|The Frankfurt-Tipp rating - Movie:|
|Production country:||Kanada 2014|
|Running time:||Approx. 86 min.|
|Number of discs:||1|
|Languages:||German, English (DTS-HD Master Audio 5.1)|
|Subtitles:||Deutsch, Englisch, Niederländisch|
|Picture format:||16:9 (1.78:1) 1080 24p High Definition|
|Bonus:||Behind the Scenes, Trailer, Program Tips|
Movie: In the future, computer programs have become extremely powerful. To avoid losing full control of them, a group of convicted cybercriminals are tasked with cleaning up and, if necessary, deleting some faulty programs on various space freighters. When the repair of an Orcus freighter is ordered on short notice, everything looks like a routine job at first. What the inmates and their warden don't know, however, is that the spacecraft is a former prison freighter where the guardian program IAM (Jason Momoa) has taken on a dangerous life of its own. It's not long before the attempts to shut down IAM claim their first victim. But in the tough hacker Kaida (Jeananne Goossen), the murderous computer program has found a serious adversary...
With Debug - Enemy System, director David Hewlett (Stargate Atlantis), who is also known as an actor, has staged a sci-fi cyberthriller that, especially at the beginning, reminds a little of the concept of the series Add a Friend. Most of the time you watch the protagonists via screens or surveillance cameras, and especially at the beginning even the actions of the convicted cybercriminals seem to be limited to sitting and typing. That doesn't sound very exciting - and apart from the hypothermic atmosphere of the Orcus freighter, it isn't. It's only when Kaida realises how powerful IAM is and she does everything she can to get herself and the others out of the spaceship alive that things pick up.

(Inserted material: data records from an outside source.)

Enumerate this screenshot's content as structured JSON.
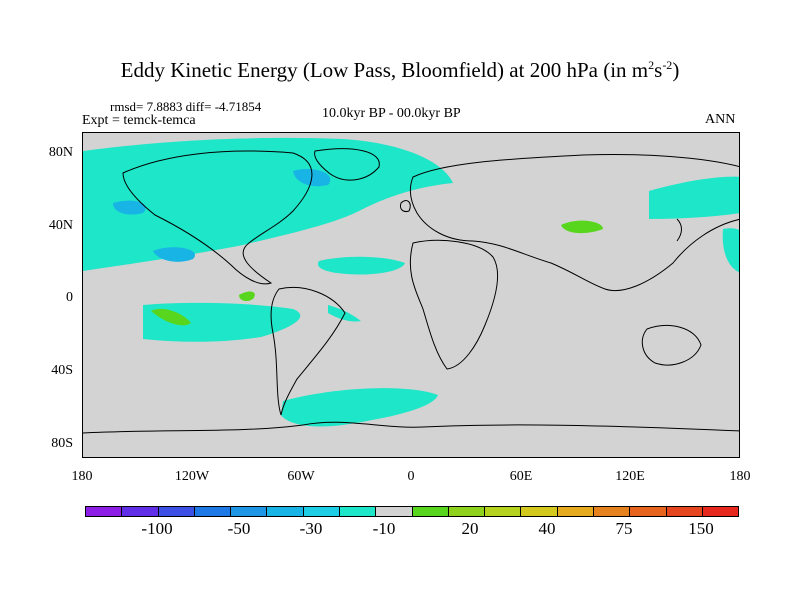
{
  "title": {
    "main": "Eddy Kinetic Energy (Low Pass, Bloomfield) at 200 hPa (in m",
    "sup1": "2",
    "s": "s",
    "sup2": "-2",
    "close": ")"
  },
  "header": {
    "stats": "rmsd= 7.8883 diff= -4.71854",
    "expt": "Expt = temck-temca",
    "period": "10.0kyr BP - 00.0kyr BP",
    "season": "ANN"
  },
  "map": {
    "projection": "cylindrical-equidistant",
    "lon_range": [
      -180,
      180
    ],
    "lat_range": [
      -90,
      90
    ],
    "background_color": "#d3d3d3",
    "coastline_color": "#000000",
    "lat_ticks": [
      "80N",
      "40N",
      "0",
      "40S",
      "80S"
    ],
    "lon_ticks": [
      "180",
      "120W",
      "60W",
      "0",
      "60E",
      "120E",
      "180"
    ]
  },
  "colorbar": {
    "colors": [
      "#8c1ee6",
      "#5f2ee6",
      "#3c50e6",
      "#1e78e6",
      "#1e96e6",
      "#19b4e6",
      "#1ecde6",
      "#1ee6c8",
      "#d3d3d3",
      "#58d61e",
      "#8ed21e",
      "#b4d21e",
      "#d2c81e",
      "#e6aa1e",
      "#e6821e",
      "#e6641e",
      "#e6461e",
      "#e6281e"
    ],
    "labels": [
      "-100",
      "-50",
      "-30",
      "-10",
      "20",
      "40",
      "75",
      "150"
    ]
  }
}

There are some thoroughly enjoyable moments and decent tension. But unfortunately this is not enough to console over the sometimes very poor effects and the sometimes very wooden acting of some actors. However, despite the low budget, you can always tell that Hewlett and his team approached the production with a love for the genre. Sure, even a series like Stargate Atlantis has better computer effects to offer at times. And the script could have done a lot more with the good premise as well. But as a pure B-movie, the fight against a murderous computer program offers absolutely decent entertainment.
With a little more money and a better script, Debug - Enemy System could have been a really good sci-fi thriller. As it is, the film still became an acceptable B-movie, especially in the second half, which lives on the passion of the director, the atmospheric set and some successful moments of suspense. So if you lower your expectations and can just overlook the effects on videogame level, you will still be well entertained and can confidently enter the Orcus freighter.
Picture + Sound: Debug - Enemy System is not an expensive Hollywood production, but a small independent film from Canada. As such, not too much should be expected of the audiovisuals. There are some noticeable weaknesses in both areas, but for a small production like this, both the absolutely clean, largely sharp picture with its atmospheric undercooled colouring, as well as the sound with its neatly implemented sound effects and the well intelligible mixed dialogue can convince. Good!
Extras: As a bonus, in addition to the trailer, there is a quite worth seeing look behind the scenes (approx. 18:11 min.), which reveals with what ambitions David Hewlett approached the production of the sci-fi cyber thriller.
Conclusion: Debug - Enemy System is low budget sci-fi fare that doesn't necessarily score with great effects or a polished script. Still, it's noticeable that director David Hewlett has approached the film with a love for the genre and a very exciting story at its core. The result is solid B-movie fare with a slight trash factor. Nothing more, but nothing less either. On the Blu-ray, the film presents itself in good picture and sound quality. The bonus material offers a nice look behind the scenes, where the ambitions of the creators are better apparent than in the finished film. Not a masterpiece, but in the end just recommendable!